Tymczasem, podkreśla się w książce, że prowadzony jest stały, pełen uprzedzeń atak na papieża i przeciwko wszystkiemu, co powie, czy też zrobi. I właśnie ten aspekt jest jednym z głównych tematów analizy - wyjaśnił Andrea Tornielli w rozmowie z PAP.
"Postanowiłem napisać tę książkę razem z kolegą Paolo Rodarim, ponieważ zdałem sobie sprawę z tego, że niektóre z kryzysów medialnych, charakteryzujących pontyfikat Benedykta XVI, doprowadzały niekiedy do tego, że przysłaniały jego prawdziwe orędzie" - powiedział watykanista "Il Giornale".
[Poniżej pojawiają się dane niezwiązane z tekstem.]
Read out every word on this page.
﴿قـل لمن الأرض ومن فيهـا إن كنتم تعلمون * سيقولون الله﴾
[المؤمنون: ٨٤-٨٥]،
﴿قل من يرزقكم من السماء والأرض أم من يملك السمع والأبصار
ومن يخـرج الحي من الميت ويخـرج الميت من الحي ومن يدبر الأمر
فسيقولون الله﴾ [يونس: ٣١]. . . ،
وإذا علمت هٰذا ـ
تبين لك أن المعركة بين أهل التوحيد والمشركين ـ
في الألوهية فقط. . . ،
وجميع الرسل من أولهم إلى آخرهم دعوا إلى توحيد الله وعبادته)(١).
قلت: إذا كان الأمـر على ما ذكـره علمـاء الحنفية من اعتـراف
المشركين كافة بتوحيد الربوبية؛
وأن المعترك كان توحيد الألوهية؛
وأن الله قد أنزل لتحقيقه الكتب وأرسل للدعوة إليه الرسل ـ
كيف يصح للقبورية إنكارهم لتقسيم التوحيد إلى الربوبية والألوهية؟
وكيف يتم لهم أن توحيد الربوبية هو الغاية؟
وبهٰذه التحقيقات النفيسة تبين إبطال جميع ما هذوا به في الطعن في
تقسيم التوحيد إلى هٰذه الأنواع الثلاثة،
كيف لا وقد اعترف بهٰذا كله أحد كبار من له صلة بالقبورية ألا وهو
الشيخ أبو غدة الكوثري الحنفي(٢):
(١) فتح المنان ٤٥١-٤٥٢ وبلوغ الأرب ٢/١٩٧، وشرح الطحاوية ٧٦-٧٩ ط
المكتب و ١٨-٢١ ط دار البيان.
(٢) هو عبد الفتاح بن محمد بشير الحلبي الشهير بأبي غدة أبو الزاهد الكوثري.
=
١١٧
"Niestety- dodał - wokół Ratzingera powstał rodzaj negatywnego uprzedzenia, medialny wizerunek, przedstawiający go jako papieża konserwatywnego i pełnego nostalgii za przeszłością" - oświadczył Tornielli.
"Niestety również niektóre epizody, istnienie ataków z zewnątrz, ale i brak wewnętrznej zgody oraz pewna niefrasobliwość i spóźnione reakcje współpracowników, którzy nie zawsze pomagają papieżowi w należyty sposób, przyczyniły się do tego uprzedzenia" - twierdzi współautor książki.
"Osobiście uważam, że papież nie potrzebuje pomocy z zewnątrz. Sądzę jednak, że Kuria Rzymska, a zwłaszcza Sekretariat Stanu powinny zrozumieć, że przekazywanie przesłania jest dzisiaj natychmiastowe, a przesłania już przekazanego nie można potem skutecznie poprawić" - zaznaczył Tornielli.